The Stockholm International Peace Research Institute produces a report of the world’s fifteen biggest spenders on armaments and defense. At least in the 2007 report, Finland and Sweden don’t make the list. Spain does, but places dead last, with only 12.3 billion spent annually.
That said, even if there were political will to eliminate the pentagon’s budget entirely, this wouldn’t eliminate the budget deficit. However, that’s a speculation barring consideration of the indirect and in-kind costs of military spending, as well as the gains through military R&D, GI bills, etc.
Hi Zach —
Thanks for your thoughts. I think you win the award as the first of my GPPI students to post a comment.
I think you are right about path dependence. The decisions we’ve made in the past — and are making now — place significant constraints on what we can do in the future. Your “guys with guns” example is a nice way to phrase that. A friend told me a similar phrasing yesterday: Imagine asking a parent: Would your rather (a) take a toy away from a child or (b) not give it to them in the first place?

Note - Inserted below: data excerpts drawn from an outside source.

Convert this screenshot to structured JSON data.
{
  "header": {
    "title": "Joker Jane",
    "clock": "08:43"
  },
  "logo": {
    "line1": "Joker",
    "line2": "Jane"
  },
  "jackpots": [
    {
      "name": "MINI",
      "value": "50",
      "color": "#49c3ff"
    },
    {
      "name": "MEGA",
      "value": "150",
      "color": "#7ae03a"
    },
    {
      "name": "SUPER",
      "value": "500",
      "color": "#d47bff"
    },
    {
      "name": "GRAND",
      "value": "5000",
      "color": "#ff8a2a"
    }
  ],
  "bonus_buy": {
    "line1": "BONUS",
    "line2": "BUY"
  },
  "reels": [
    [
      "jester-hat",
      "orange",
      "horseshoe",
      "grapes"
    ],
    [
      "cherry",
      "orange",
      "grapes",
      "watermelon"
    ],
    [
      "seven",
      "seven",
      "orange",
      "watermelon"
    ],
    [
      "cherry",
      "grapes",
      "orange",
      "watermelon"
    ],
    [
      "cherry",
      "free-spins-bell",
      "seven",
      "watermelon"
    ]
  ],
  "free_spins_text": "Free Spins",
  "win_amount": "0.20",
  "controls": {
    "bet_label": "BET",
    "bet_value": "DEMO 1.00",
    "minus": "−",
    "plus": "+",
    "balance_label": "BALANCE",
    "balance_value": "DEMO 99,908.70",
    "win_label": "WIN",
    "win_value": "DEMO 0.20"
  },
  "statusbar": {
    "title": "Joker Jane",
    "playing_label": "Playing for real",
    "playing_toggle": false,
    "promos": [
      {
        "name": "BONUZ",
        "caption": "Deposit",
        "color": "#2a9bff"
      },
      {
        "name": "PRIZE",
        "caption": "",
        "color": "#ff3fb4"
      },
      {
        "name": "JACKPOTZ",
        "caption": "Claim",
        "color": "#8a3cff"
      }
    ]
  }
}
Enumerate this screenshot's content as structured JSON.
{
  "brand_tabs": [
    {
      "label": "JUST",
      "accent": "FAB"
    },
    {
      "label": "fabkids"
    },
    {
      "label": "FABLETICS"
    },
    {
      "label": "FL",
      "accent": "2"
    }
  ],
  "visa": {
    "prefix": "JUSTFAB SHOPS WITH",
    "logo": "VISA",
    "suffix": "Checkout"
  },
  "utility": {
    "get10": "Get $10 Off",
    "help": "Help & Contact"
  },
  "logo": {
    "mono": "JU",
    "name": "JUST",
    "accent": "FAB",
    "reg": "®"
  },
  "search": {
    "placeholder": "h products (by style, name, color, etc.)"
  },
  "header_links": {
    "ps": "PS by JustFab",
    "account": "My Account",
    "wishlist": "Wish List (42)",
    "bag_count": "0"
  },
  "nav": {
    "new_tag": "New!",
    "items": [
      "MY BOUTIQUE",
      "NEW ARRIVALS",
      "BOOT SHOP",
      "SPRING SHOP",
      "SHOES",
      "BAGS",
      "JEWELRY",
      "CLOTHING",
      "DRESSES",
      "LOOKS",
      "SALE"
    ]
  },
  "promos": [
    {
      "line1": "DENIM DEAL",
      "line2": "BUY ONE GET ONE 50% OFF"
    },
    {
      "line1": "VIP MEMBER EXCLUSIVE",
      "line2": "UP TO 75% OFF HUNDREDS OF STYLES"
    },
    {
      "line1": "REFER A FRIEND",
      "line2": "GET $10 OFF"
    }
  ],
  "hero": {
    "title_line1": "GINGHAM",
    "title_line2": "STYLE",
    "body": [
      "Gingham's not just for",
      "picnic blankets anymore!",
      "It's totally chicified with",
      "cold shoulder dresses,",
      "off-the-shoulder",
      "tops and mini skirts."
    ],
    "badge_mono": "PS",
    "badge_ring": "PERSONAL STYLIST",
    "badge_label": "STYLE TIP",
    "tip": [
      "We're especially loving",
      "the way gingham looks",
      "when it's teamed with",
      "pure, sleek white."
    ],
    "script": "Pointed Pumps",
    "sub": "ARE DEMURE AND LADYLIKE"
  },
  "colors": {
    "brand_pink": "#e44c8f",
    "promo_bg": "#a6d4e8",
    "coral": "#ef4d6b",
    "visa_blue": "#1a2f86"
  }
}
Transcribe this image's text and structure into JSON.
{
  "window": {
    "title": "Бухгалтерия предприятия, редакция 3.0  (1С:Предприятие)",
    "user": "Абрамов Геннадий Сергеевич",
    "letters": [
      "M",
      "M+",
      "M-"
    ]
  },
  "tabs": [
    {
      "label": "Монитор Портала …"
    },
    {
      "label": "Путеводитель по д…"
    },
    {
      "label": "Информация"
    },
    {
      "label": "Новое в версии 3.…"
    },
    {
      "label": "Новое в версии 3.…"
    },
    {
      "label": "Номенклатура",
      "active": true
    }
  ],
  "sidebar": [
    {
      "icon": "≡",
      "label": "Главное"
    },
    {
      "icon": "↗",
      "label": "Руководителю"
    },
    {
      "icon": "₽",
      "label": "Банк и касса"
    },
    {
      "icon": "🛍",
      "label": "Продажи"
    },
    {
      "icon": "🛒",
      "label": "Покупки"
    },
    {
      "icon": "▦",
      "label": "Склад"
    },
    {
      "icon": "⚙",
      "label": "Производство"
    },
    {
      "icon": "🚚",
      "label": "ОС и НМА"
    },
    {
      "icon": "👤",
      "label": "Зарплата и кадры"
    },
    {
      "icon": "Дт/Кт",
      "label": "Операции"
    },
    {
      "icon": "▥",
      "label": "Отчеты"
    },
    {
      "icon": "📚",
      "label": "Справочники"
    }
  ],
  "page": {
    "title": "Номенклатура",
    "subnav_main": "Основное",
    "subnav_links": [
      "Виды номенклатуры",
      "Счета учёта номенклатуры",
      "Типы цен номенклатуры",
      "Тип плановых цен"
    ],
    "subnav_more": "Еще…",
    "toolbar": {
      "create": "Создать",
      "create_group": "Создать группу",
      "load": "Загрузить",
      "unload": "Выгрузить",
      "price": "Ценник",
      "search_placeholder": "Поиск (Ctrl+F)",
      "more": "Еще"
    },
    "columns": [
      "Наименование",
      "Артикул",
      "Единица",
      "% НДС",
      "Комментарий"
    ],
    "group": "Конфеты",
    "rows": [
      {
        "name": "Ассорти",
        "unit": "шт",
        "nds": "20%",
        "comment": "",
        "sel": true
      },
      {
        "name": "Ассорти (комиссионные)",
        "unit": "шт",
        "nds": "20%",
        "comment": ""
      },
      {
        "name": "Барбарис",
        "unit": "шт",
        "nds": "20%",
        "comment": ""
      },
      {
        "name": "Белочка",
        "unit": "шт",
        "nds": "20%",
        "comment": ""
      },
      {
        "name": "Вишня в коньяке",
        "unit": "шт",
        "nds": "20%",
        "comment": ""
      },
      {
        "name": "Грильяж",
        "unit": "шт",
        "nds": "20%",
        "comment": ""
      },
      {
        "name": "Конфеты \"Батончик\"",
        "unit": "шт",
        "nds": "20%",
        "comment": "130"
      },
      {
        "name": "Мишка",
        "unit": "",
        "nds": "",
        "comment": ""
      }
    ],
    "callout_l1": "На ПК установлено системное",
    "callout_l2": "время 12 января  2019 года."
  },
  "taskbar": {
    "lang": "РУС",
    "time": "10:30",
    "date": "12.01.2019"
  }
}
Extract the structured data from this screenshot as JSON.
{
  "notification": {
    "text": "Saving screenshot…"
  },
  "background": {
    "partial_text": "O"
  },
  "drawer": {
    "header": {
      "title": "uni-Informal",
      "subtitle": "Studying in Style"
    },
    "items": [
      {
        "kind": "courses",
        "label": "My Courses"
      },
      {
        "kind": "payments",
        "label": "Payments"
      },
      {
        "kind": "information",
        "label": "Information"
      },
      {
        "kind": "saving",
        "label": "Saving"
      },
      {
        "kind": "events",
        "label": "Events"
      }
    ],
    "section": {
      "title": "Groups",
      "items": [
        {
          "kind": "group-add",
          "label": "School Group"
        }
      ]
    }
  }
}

Once people have something — guns, toys, benefit programs, etc. — it becomes more difficult to take it away (or, more realistically) to reduce it. That’s why discussions of spending often degenerate into inside-the-beltway debates like whether a 5% increase in a benefit program is actually a cut because spending was schedule to grow by 7%.
There is undoubtedly fat in the defense budget that could — and should — be cut as we try to get our fiscal house in order. But there will be limits on our ability to do so. Just as there are limits to our ability to manage entitlement spending.
I suspect that the fine people of Sweden must have faced their own path dependence issues, with some spending being more or less untouchable. But they did find a way to get things under control, and I remain optimistic that (eventually) the U.S. will do the same. But I do concede that there’s scant evidence for that view just yet.